To tackle this, the authors first created CP‑MNER, a new benchmark dataset focused on Chinese painting. They collected 1,188 high‑quality image–text pairs, mainly from the Palace Museum’s online collection and supplemented by encyclopedia entries. After automatic cleaning and manual checks, each painting’s description was standardized and carefully aligned with its image. Experts then designed a detailed set of 16 entity types that reflect art‑historical concerns: not only PERSON, TIME, and LOCATION, but also ARTWORK titles, SEAL inscriptions, TECHNIQUE, MATERIAL, STYLE, PLANT, FIGURE in the picture, and more. Using a two‑step process—automatic pre‑annotation with a large language model followed by expert correction—they labeled more than 32,000 entities. Each description averages about 280 Chinese characters and 27 entities, making CP‑MNER a dense and challenging testbed.

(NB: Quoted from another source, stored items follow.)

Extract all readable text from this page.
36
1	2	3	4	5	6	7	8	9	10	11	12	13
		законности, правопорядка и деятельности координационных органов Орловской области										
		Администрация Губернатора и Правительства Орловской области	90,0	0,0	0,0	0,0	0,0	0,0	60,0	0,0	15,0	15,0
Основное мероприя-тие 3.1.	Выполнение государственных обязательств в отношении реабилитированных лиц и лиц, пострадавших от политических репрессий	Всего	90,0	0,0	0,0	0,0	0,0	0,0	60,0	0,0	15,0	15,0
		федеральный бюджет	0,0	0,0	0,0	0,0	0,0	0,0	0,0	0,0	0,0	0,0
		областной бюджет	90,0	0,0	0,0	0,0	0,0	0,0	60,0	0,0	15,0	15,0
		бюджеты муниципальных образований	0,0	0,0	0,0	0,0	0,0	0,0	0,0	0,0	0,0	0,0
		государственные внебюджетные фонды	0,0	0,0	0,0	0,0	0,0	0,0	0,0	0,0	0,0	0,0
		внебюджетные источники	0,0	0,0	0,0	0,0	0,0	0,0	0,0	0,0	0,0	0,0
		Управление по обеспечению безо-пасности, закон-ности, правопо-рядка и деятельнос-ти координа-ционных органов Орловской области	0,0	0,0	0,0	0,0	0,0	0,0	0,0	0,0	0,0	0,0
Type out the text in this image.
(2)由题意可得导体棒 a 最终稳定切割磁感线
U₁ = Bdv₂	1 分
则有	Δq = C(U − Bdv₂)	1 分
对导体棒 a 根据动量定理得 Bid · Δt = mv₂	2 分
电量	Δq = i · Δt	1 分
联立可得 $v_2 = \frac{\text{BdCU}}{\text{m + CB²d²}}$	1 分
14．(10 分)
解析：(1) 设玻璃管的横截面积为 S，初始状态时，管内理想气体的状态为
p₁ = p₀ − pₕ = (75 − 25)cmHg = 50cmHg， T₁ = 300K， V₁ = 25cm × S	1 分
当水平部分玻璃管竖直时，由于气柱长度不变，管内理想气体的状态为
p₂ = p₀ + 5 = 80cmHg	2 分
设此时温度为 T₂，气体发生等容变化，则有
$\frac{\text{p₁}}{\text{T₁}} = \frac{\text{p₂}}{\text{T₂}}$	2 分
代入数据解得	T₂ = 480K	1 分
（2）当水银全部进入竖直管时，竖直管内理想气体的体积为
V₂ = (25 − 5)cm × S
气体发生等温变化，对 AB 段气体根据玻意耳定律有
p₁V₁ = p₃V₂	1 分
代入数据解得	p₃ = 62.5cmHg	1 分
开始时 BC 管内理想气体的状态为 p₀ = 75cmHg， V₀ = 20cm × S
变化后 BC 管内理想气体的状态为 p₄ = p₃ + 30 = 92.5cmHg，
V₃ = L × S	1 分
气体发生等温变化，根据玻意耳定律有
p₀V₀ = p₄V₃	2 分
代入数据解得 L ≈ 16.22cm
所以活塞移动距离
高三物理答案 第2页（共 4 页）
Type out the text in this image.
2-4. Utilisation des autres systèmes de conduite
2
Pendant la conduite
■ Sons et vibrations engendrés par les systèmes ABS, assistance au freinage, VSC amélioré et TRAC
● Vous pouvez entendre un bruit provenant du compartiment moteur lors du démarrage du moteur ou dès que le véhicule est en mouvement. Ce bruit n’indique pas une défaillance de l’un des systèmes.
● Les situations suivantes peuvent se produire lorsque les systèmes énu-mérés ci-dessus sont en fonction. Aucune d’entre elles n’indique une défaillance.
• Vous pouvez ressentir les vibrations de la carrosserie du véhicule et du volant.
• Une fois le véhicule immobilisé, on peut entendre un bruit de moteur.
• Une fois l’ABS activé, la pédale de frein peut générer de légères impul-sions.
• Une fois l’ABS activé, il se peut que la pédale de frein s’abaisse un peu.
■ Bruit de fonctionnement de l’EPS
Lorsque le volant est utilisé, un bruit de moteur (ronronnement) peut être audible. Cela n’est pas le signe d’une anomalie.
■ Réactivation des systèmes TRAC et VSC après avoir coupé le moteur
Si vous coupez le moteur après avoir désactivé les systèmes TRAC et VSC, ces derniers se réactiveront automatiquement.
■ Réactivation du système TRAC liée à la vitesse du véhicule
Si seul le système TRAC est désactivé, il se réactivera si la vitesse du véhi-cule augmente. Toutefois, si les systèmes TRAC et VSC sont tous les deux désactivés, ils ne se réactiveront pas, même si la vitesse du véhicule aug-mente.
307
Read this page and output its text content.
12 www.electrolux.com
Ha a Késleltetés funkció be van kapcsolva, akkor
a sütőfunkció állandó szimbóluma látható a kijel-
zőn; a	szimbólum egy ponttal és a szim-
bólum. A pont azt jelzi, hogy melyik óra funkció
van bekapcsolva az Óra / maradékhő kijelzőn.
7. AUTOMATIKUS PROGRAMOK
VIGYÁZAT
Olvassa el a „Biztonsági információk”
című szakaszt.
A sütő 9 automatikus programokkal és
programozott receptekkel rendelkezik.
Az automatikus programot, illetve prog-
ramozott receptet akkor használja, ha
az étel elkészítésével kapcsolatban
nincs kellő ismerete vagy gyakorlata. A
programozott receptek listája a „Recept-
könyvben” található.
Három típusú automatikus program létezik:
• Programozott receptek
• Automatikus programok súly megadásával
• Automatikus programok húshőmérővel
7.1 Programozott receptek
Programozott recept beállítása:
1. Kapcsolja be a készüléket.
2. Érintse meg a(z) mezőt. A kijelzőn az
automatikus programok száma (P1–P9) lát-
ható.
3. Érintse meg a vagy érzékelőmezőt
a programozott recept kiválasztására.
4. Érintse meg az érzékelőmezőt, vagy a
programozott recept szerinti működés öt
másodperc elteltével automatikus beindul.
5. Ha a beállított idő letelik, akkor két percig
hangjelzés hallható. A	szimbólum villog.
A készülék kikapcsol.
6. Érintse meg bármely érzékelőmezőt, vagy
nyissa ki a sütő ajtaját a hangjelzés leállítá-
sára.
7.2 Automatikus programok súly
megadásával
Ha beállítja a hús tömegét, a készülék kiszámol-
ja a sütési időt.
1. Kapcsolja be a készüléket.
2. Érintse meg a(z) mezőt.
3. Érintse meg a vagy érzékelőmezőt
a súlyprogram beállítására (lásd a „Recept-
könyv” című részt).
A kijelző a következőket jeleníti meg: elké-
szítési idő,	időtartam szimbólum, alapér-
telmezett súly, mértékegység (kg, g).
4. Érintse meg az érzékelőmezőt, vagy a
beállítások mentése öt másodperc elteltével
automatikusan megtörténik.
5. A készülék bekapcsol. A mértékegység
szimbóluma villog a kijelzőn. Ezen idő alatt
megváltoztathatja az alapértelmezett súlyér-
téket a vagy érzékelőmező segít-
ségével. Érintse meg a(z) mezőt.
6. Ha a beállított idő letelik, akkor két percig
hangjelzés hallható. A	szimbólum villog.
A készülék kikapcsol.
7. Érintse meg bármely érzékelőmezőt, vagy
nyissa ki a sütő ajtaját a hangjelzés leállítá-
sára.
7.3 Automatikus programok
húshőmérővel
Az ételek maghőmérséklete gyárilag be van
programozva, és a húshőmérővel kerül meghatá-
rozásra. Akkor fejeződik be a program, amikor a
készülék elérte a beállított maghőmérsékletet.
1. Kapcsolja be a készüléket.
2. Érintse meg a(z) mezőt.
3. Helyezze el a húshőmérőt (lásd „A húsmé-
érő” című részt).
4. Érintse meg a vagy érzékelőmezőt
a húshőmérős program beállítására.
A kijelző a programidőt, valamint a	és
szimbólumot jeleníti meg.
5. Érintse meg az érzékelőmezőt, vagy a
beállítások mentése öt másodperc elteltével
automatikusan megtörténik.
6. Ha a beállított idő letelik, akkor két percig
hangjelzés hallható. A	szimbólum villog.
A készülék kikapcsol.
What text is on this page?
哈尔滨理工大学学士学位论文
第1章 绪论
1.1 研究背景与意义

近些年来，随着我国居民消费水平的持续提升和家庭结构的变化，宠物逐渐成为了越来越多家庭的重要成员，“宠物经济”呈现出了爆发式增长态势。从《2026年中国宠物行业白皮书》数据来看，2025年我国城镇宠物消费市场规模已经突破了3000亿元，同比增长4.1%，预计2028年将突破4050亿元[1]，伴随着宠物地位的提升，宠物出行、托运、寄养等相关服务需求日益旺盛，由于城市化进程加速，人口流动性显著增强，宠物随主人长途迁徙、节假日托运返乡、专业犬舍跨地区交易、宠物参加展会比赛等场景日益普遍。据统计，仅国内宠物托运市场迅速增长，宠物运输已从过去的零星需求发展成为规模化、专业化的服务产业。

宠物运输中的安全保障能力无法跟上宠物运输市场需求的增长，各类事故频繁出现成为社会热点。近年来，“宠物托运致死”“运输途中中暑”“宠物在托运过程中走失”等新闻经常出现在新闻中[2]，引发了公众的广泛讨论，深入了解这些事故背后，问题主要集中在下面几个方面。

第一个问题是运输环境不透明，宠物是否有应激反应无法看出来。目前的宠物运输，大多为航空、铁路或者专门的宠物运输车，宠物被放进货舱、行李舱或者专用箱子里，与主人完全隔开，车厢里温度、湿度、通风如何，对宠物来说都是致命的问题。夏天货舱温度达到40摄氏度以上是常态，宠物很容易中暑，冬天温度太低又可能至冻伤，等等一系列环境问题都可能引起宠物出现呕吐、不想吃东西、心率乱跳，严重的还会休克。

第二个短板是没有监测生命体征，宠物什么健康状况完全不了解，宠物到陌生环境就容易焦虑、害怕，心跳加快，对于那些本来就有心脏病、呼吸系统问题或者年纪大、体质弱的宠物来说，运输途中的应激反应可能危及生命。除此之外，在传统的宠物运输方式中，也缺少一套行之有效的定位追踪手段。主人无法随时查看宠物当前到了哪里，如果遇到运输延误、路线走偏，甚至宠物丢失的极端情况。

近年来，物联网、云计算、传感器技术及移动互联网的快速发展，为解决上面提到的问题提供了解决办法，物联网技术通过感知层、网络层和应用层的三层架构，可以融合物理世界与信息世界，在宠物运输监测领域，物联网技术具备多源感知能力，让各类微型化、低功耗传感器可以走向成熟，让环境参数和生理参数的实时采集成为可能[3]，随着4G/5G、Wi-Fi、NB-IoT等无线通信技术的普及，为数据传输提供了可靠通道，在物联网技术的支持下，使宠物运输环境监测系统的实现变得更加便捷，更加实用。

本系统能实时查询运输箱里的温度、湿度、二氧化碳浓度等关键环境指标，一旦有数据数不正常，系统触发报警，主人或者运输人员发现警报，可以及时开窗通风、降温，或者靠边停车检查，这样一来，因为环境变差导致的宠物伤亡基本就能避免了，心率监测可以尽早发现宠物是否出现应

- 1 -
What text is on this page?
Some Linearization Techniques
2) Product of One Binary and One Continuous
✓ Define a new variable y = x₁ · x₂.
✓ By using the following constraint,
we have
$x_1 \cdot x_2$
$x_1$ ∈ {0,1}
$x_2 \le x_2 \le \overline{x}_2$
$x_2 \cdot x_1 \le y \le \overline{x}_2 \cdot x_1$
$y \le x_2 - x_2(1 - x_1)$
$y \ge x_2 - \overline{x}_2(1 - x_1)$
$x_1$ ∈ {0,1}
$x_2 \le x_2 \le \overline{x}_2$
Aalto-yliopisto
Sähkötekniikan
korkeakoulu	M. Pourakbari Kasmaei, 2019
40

How the New System Understands Paintings

On top of this dataset, the team proposed MFKA, a framework that teaches computers to understand paintings by fusing three information streams: text, image, and external knowledge. First, a language model processes the description, while a deep vision network divides the painting into regions and extracts visual features. A cross‑modal interaction step then lets each word “look at” relevant parts of the image, creating text representations that are aware of what appears in the painting—useful, for example, when deciding whether “white stone” refers to a rock or to a person.

Figure 2
Figure 2.

Adding Cultural Knowledge to Fill in the Gaps

MFKA goes further by asking a multimodal large language model—one that can see images and read text—to supply cultural knowledge. In a first stage, this helper model summarizes the key visual elements of the painting, such as animals, plants, buildings, or figures. In a second stage, it uses that summary plus the description to list likely entities and their types (for instance, that a certain phrase is a painting title, a technique, or a seal). This auxiliary knowledge is turned back into text, encoded, and merged with the original description through attention mechanisms. A specialized fusion module then balances the three paths—plain text, text‑aware image features, and text‑aware knowledge—highlighting tokens that most likely correspond to entities while preserving complementary clues from each source.

What the Experiments Show

When tested on CP‑MNER, MFKA outperformed a wide range of leading text‑only and multimodal systems, achieving the highest overall F1 score (a standard accuracy measure). It did especially well on categories where visual context or cultural hints matter, such as distinguishing animals from objects, or organizations like the Palace Museum from physical places or buildings. Careful ablation studies showed that each part of the framework—image–text interaction, knowledge augmentation, and the sophisticated fusion scheme—contributed to the gains, and that removing them gradually pushed performance back toward ordinary text‑based models. Importantly, MFKA also worked competitively on an unrelated social‑media dataset, suggesting its design is flexible beyond the art world.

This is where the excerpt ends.